Apartment LivingWhen dogs move in, is it time to set new boundaries asks Edel Morgan
In the wake of a previous Apartment Living about tenant-demands, a former colleague e-mailed me last week about his flatmate's boundary issues. "Things are not working out . . ." he wrote. "He met another guy who has more or less moved in and taken over my apartment. What's more, they have a Jack Russell terrier dog running around the place. "I have had enough and tonight I asked him to leave and be gone by November 1st."
With one extra tenant and a dog more than he bargained for and the feeling of being surplus to requirements in his own home, the November 1st deadline for eviction seems justified. Most people who have rented will have come across the live-in-your-ear-and-rent-the-other-one-out-in flats-type flatmate; you might be one yourself. The entire contents of the fridge are fair game to this person and every room you regard as a personal escape - your bedroom and the bathroom - must be bolted shut to avoid an invasion.
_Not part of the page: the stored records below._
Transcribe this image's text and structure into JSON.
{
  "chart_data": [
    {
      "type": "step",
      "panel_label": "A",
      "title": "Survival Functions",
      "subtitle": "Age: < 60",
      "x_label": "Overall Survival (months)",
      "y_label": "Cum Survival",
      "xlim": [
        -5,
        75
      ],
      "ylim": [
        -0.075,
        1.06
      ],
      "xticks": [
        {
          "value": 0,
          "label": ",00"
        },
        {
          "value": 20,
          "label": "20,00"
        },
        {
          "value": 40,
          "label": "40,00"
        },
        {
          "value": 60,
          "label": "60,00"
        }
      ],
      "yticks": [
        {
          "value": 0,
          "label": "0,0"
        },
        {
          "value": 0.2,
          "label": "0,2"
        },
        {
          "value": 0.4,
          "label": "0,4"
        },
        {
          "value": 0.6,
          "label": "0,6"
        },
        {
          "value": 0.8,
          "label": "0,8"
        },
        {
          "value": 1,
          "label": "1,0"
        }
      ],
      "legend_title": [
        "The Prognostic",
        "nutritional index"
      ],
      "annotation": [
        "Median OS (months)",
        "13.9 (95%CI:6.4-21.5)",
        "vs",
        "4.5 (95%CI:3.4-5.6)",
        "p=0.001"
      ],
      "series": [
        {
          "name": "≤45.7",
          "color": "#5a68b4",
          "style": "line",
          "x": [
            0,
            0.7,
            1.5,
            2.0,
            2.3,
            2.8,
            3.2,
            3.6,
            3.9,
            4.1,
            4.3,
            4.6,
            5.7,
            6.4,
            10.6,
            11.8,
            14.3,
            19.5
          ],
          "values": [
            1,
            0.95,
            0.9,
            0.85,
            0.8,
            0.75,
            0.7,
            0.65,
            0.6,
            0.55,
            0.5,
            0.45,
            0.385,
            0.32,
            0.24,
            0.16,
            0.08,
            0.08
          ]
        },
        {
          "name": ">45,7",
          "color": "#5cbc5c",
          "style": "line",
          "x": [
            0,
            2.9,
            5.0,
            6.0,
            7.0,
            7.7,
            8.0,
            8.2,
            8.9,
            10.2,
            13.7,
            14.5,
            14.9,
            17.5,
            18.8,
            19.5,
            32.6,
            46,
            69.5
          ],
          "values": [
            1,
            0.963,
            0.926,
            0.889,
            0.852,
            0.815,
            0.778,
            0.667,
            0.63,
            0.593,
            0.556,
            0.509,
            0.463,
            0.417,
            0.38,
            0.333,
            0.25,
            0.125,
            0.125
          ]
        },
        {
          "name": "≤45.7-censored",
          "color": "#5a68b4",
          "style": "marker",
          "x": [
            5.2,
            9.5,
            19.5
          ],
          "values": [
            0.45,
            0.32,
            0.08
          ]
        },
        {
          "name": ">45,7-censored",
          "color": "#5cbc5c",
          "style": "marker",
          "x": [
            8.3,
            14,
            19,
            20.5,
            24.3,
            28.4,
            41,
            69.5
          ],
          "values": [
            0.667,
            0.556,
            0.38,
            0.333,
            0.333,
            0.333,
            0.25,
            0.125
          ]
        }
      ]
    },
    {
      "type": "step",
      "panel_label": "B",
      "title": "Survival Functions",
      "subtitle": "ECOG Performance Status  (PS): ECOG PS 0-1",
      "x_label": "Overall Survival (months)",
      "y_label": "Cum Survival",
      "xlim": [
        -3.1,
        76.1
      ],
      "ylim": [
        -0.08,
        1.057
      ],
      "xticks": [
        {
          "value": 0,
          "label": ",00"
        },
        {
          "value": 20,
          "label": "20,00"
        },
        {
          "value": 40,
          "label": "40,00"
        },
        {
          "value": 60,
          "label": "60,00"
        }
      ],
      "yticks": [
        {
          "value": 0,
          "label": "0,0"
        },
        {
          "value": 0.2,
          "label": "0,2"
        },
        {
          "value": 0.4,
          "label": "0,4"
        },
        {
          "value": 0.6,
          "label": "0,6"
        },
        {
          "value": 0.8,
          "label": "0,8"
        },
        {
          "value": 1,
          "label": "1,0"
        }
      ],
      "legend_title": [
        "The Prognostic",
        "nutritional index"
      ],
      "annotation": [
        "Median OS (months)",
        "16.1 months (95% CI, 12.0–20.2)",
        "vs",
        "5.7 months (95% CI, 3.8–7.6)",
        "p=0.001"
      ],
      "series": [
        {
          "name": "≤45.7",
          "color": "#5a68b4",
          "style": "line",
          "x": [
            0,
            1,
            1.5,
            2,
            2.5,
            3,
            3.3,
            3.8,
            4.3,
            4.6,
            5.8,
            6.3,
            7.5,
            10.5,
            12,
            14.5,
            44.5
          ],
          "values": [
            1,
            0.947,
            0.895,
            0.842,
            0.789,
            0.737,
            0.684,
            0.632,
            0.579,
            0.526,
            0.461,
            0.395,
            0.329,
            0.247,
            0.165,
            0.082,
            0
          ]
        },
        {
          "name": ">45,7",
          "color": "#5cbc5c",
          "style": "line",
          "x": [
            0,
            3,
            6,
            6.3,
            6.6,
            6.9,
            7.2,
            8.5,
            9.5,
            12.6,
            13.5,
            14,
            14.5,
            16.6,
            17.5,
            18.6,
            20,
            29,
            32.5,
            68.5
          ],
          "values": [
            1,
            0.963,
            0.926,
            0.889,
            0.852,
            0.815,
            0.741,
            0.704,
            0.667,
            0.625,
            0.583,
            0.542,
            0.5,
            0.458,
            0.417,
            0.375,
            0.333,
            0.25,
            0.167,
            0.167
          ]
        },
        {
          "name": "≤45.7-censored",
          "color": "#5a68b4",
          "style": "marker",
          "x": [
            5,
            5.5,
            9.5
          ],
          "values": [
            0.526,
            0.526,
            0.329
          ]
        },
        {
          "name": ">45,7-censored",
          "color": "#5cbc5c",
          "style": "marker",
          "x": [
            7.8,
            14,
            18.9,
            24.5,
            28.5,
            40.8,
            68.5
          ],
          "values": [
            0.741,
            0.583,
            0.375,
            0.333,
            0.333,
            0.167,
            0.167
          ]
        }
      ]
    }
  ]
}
But everyone's idea of acceptable intrusion is different. Some years ago, I lived in Co Galway for a year where I shared a place with two 18-year old girls from the area. I left my bedroom door unlocked when I went home for Christmas and returned to find empty beer cans strewn all over the floor, the contents of drawers spilling out and my bed had been slept in. When I blew a gasket, I was told I was "over-reacting" and was extended an open invitation to go on the rampage in their bedrooms when they were away.
At the other end of the spectrum is the guy who became completely isolated from his Spanish flatmate because their boundaries were too clearly drawn. They each retreated to their bedrooms at night and eventually began to actively despise each other. The frostiness escalated to the point they ignored each other on the landing and used the kitchen at different times. He shared macabre jokes with friends that he was plotting to murder her. Then one day she didn't turn up at the flat. Several months on he still has no idea what happened to her.
Relationships can be tricky when one party owns the apartment and is proprietorial about its fixtures and fittings. It is probably not going to help if you wince every time your unwitting tenant puts your wooden floors in danger when he or she pulls up a chair. The ideal situation is surely a happy medium all of these extremes - a bit of perspective if you are the owner of the apartment and a bit of consideration if you're not - think less Odd Couple and more The Waltons.